She coughed on the pollution and the unfamiliar smells. It was all she could do to keep from covering her ears to shut out the unhappy racket of these strange surroundings. She clenched her fingers into bony fists and willed herself back into the comfort of the ground, but she remained on the surface. This was a living nightmare, and she wanted no part of it.
But the land sang to her: “Badbh.” It came at her from all sides. Her name had been spoken by true power. She had been summoned.
Badbh opened her eyes.
7
Freya drifted through space. The blackness was cold, damp. She stood at the bottom of an enormous bowl, formed of her homeland’s bedrock.
“I know this place,” Freya spoke to the darkness with confidence. Any sign of fear would be a grave error.
“You are coming home, young one,” a craggy voice spoke from the shadows. “It has been too long.”
Freya rolled her shoulders back and lifted her chin. She pulled the power of her people up through the soles of her bare feet. “I didn’t expect to return.”
A stooped figure stirred at the edge of the darkness. “You should never have been taken from us.”
An old woman stepped close enough for Freya to see her face. It was familiar, even in the distortion of long shadows. “Neither you nor your brother should have been so easily brokered away.”
Freya looked up and was surprised to see a dense field of stars instead of a solid ceiling of earth. “There was nothing easy about it.”
The old woman shuffled closer. “The stars look different here, yes? There is nothing in this world, nor in any of the realms beyond, that can rival the power of home.”
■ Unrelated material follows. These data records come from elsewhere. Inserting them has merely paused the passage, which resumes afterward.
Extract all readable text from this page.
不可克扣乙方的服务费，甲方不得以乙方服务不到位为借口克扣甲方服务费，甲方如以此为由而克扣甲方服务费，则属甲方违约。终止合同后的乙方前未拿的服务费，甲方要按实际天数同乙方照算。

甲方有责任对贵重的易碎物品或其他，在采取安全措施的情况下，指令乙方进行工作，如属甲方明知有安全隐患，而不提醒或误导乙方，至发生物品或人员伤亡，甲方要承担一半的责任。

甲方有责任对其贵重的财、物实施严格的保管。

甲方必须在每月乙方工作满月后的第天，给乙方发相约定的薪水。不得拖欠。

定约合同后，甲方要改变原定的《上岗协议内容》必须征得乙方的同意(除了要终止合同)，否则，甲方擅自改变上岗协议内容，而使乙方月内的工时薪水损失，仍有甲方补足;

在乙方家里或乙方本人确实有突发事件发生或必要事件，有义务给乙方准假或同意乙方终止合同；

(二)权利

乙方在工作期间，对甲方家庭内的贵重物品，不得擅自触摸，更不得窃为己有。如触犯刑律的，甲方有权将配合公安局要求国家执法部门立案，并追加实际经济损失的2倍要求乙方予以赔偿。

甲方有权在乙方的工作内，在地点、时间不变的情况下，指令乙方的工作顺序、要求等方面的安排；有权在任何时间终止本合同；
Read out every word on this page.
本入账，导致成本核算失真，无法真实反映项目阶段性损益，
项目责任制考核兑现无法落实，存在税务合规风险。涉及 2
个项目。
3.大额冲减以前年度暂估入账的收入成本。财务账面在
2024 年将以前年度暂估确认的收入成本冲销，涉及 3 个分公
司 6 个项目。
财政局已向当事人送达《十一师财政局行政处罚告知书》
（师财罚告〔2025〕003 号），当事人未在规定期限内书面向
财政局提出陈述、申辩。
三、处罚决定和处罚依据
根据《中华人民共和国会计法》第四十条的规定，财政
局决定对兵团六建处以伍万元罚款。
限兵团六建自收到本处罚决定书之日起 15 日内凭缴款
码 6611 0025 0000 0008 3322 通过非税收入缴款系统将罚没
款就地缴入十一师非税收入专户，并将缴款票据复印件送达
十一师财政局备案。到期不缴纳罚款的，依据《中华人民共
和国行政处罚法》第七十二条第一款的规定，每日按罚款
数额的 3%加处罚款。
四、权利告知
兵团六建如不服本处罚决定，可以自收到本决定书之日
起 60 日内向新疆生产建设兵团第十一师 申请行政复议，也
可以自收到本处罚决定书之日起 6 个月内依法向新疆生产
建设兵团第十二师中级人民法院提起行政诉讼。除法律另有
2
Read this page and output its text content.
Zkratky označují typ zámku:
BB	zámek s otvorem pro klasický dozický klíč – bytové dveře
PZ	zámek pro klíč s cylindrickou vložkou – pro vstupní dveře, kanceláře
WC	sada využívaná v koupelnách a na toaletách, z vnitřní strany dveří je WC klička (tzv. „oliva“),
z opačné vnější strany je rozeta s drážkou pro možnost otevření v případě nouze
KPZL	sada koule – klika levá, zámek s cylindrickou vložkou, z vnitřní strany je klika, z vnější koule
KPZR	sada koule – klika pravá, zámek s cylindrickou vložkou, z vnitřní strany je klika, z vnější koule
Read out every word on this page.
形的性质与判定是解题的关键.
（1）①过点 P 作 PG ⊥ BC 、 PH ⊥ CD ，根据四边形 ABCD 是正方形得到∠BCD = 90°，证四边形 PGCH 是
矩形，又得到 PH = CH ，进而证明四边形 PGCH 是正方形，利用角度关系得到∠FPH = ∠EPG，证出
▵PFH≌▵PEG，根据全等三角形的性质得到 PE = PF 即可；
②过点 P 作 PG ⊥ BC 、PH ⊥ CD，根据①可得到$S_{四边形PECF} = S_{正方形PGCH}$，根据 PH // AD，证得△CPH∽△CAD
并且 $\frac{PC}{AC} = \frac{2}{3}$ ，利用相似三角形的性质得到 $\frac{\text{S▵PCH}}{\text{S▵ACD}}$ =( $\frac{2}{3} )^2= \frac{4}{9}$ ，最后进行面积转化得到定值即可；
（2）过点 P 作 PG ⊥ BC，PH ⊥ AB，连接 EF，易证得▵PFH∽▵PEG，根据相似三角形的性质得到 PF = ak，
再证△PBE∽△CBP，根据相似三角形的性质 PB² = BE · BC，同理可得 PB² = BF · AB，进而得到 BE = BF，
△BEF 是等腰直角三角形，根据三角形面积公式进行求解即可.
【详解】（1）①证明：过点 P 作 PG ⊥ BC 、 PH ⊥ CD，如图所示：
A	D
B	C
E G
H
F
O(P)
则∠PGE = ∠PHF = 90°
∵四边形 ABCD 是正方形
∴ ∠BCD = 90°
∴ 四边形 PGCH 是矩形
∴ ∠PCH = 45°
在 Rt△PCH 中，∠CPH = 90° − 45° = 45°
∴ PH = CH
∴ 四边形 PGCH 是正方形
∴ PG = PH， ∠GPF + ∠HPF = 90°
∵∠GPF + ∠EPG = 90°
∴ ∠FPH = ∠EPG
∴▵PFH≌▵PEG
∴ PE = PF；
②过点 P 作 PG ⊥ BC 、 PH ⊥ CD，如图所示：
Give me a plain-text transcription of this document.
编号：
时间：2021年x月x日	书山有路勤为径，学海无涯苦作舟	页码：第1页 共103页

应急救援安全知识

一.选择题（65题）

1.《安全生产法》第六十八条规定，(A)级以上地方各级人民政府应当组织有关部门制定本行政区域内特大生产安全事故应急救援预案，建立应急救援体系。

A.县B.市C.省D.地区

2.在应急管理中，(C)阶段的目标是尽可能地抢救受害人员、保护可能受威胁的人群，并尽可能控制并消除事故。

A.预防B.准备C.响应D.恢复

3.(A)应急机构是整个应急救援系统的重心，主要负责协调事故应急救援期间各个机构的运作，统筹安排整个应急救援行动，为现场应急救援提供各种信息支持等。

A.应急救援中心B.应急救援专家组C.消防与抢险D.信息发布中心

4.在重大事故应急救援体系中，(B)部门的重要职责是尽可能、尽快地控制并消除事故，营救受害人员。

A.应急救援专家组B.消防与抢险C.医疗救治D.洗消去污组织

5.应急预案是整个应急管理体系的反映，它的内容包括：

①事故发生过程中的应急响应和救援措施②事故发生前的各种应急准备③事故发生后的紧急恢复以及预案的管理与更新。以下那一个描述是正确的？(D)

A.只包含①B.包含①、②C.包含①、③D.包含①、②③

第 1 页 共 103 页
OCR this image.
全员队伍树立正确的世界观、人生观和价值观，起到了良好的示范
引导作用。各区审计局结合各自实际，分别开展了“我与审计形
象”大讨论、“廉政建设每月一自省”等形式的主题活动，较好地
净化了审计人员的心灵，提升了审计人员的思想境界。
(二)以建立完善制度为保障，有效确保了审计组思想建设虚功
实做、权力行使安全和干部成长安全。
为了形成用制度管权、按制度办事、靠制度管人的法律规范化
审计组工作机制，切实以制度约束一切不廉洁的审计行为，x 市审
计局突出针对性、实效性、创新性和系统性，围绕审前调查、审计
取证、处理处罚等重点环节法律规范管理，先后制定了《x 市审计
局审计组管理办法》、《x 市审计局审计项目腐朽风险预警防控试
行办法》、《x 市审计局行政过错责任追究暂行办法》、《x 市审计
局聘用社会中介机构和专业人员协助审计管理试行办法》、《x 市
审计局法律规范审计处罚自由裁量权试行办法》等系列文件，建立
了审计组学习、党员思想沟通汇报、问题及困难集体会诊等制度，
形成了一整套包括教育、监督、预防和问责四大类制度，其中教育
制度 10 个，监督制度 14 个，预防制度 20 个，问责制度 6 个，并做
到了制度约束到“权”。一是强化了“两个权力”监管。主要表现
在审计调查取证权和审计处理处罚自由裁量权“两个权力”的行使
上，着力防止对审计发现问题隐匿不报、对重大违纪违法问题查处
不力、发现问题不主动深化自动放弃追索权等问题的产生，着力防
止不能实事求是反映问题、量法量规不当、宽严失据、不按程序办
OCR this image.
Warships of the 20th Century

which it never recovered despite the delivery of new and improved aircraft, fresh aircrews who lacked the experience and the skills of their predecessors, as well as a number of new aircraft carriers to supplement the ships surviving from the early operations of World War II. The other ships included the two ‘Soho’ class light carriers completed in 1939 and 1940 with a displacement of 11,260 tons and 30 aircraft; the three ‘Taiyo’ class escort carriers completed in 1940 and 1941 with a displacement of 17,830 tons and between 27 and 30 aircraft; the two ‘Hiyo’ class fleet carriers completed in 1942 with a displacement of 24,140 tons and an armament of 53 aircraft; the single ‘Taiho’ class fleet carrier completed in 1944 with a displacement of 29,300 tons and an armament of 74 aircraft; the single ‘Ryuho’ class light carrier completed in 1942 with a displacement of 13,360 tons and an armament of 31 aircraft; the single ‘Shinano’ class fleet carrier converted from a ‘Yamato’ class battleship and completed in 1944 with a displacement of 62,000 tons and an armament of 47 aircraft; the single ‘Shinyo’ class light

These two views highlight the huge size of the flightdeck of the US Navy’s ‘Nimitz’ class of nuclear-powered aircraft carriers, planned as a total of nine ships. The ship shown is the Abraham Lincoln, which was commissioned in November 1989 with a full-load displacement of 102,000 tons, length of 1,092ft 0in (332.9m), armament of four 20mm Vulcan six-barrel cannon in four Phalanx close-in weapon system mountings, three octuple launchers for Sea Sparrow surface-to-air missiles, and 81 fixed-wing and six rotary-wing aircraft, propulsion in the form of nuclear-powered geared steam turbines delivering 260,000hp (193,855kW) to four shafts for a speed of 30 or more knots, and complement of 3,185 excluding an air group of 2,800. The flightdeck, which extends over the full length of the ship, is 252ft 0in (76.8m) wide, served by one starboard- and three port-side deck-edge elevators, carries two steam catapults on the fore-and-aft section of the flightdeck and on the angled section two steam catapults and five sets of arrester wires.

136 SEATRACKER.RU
Freya looked again at the woman. “You should not be calling us. Your stirring is threatening the peace between our peoples—”
“Peace?” The old woman threw her head back and cackled. Freya was momentarily deafened by the dark laughter echoing off the curved stone walls, but she stood her ground and kept her eyes on the withered woman before her.
The black-and-silver-haired hag nudged Freya’s elbow with a fist gnarled by age. “And what is this talk of our peoples? There are us—you, me, your brother, those of our kind.” She fixed Freya with a hard stare. “And there are them. Have you been so corrupted by the Æsir barbarians that the spirit of your homeland no longer sings in your blood?”
“It’s not that simple. Of course I remember the old ways, B—”
The ancient name tickled her tongue, begging to be spoken. The old woman leaned forward, dark eyes glittering with expectation. Freya balled her hands into fists, then released the tension from her body in a loud exhale.
“You will not trick me.” Freya stared at her with a cool expression. “You speak to me of kinship and then try to manipulate me.”
The old woman’s shoulders sank. “You cannot blame an old goddess for trying.”
“I certainly can.” Freya narrowed her eyes. “Return to your slumber. Don’t try to meddle in this world’s affairs and then call on my blood-bond when you find yourself out of your depth.”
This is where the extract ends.